Mucho se habla esta temporada de los “drones” o aviones sin tripulación, dirigidos informáticamente, capaces de realizar largos viajes y cumplir con exactitud sus misiones antes de volver a la base. En USA acaban de probar que esos ingenios no solamente pueden volar sin tripulación asistidos por el ordenador, sino que incluso son capaces de aterrizar por su cuenta calculando los numerosos factores que se precisa para esa delicada operación. Abismado aún en la dolorosa perplejidad ante la imagen del accidente ferroviario de Galicia, nos preguntamos si no estará a la vuelta de la esquina el vehículo autónomo, el tren o el avión sin otro conductor que el cerebro electrónico que ya, de hecho, juega tan gran papel en la navegación, y ése es precisamente el empeño en que se han embarcado unos investigadores de la UNED en colaboración con la industria aeronáutica: conseguir definir o generar las trayectorias a través de algoritmos de manera que la máquina voladora no precise de la ayuda humana en ningún momento. ¿Estaremos de verdad tan cerca de una aviación “autónoma”, llegaremos a vivir –al menos nuestros nietos—la experiencia de viajar con nuestra suerte depositada en manos de esa computadora capaz de provocar el despegue y el aterrizaje además de elegir, por su cuenta y riesgo, la ruta idónea? No cabe duda de que resulta tentadora la eliminación del error humano, pero no tanto de que tal proeza
garantice la infalibilidad de la máquina. El riesgo estará siempre implícito en la aventura aunque algo nos haga sospechar que ha de llegar el día en que el automatismo las tenga todas consigo.

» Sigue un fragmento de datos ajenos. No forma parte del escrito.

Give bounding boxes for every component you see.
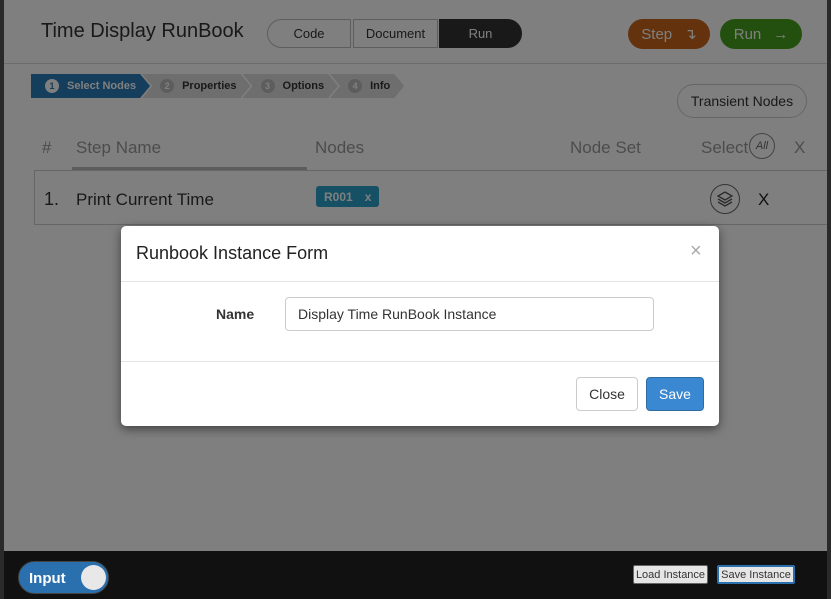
toggle-knob[interactable] [81, 565, 106, 590]
save-button[interactable]: Save [646, 377, 704, 411]
save-instance-button[interactable]: Save Instance [717, 565, 795, 584]
name-input[interactable] [285, 297, 654, 331]
toggle-label: Input [29, 570, 66, 587]
divider [121, 361, 719, 362]
name-label: Name [216, 306, 255, 322]
close-button[interactable]: Close [576, 377, 638, 411]
input-toggle[interactable]: Input [18, 561, 109, 594]
footer-bar: Input Load Instance Save Instance [4, 551, 827, 599]
close-icon[interactable]: × [690, 241, 702, 261]
load-instance-button[interactable]: Load Instance [633, 565, 708, 584]
runbook-app: Time Display RunBook Code Document Run S… [4, 0, 827, 551]
divider [121, 281, 719, 282]
runbook-instance-modal: Runbook Instance Form × Name Close Save [121, 226, 719, 426]
modal-title: Runbook Instance Form [136, 243, 329, 263]
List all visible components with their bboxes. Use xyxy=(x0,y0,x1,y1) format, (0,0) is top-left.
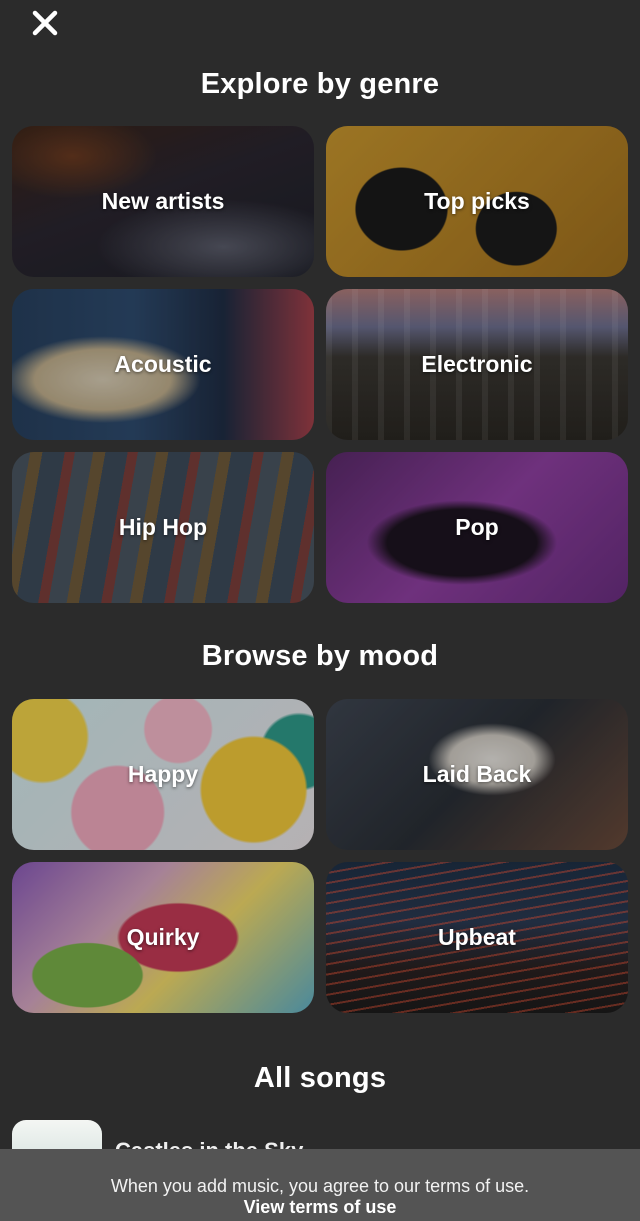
mood-tile-quirky[interactable]: Quirky xyxy=(12,862,314,1013)
genre-tile-hip-hop[interactable]: Hip Hop xyxy=(12,452,314,603)
tile-label: New artists xyxy=(101,188,225,214)
close-icon xyxy=(32,10,58,36)
genre-tile-new-artists[interactable]: New artists xyxy=(12,126,314,277)
tile-label: Hip Hop xyxy=(118,514,208,540)
mood-tile-happy[interactable]: Happy xyxy=(12,699,314,850)
tile-label: Quirky xyxy=(126,924,200,950)
genre-section-title: Explore by genre xyxy=(200,68,440,100)
view-terms-link[interactable]: View terms of use xyxy=(0,1197,640,1217)
genre-tile-acoustic[interactable]: Acoustic xyxy=(12,289,314,440)
terms-text: When you add music, you agree to our ter… xyxy=(110,1176,530,1196)
mood-tile-upbeat[interactable]: Upbeat xyxy=(326,862,628,1013)
tile-label: Pop xyxy=(455,514,499,540)
genre-tile-top-picks[interactable]: Top picks xyxy=(326,126,628,277)
tile-label: Electronic xyxy=(421,351,533,377)
mood-tile-laid-back[interactable]: Laid Back xyxy=(326,699,628,850)
mood-section-title: Browse by mood xyxy=(201,640,439,672)
tile-label: Acoustic xyxy=(114,351,212,377)
genre-tile-electronic[interactable]: Electronic xyxy=(326,289,628,440)
genre-tile-pop[interactable]: Pop xyxy=(326,452,628,603)
close-button[interactable] xyxy=(26,4,64,42)
tile-label: Upbeat xyxy=(438,924,516,950)
tile-label: Happy xyxy=(127,761,199,787)
songs-section-title: All songs xyxy=(253,1062,387,1094)
terms-banner: When you add music, you agree to our ter… xyxy=(0,1149,640,1221)
tile-label: Laid Back xyxy=(422,761,532,787)
tile-label: Top picks xyxy=(424,188,530,214)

Un avión que despega, sigue sus rutas correctas y acaba por tomar tierra sin intervención humana directa: ¿acaso es que habremos alcanzado la inteligencia de la máquina, el milagro de que el constructo reproduzca esa sutil virtud hasta ahora reservada a la especie humana? Pues yo creo que ese debate será inútil, llegado el caso, puesto que, si se logra el prodigio de la autonomía de vuelo de un aparato, los efectos serían los mismos y la cuestión quedaría reducida a una porfía nominalista. La revolución informática ha invadido la vida en términos impredecibles, eso es lo que hay, en la seguridad de que la llamada inteligencia artificial abrirá una era nueva cuyos horizontes no podemos ni atisbar. ¡Volar sin piloto! El cerebro humano podría acabar logrando duplicarse en la admirable réplica de una máquina perfecta.

5 Comentarios

  1. Buee. Ya hay coches que se aparcan solos en un hueco de la zona azul o en la estrechura del garaje subte. No creo que el genio informático precise mucho más para ‘meter’ el avionaco en una pista balizada y ancha como el mar. Claro que el rocetón con el vecino siempre lo puede pagar el seguro, pero.

    Por cierto –escribo desde Galicia– ayer apareció una mano humana entre escombros del siniestro. A saber cómo y dónde quedarían los otros restos del pobre difunto.

  2. la inteligencia de la máquina, cuando llegue, será la inteligencia del hombre, so prolongación. No hay inteligencia en la materia inerte. Me alegro que haga esa distinción entre inteligencia y espíritu.

  3. No me sentiría seguro en un avión no tripulado pero tampoco me siento seguro cuando viajo en uno con tripulación. Hay toda una leyenda sobre los “entretenimientos” de los tripulantes por ejemplo durante los vuelos trasatlánticos.
    Respecto a lo de la inteligencia, totalmente de acuerdo. El ejemplo de la hidra –que acaso haga a más de uno recurrir a Internet– es concluyente: eso no es vida. Como don ja, yo no consideraría vida más que la existencia pensante.

  4. Quizá lo veamos nosotros junto con nuestros nietos, don ja, porque falta muy poco para que la autonomía del avión sea plena (como la del automóvil). No se trata de nuestros miedos sino de la realidad: la tecnología es imparable.

  5. Yo no veo en la columna nada desagradable contra Bush, jagm comprende el gesto, me parece a mí, aunque haga consideraciones sobre la utilización política de los gestos políticos.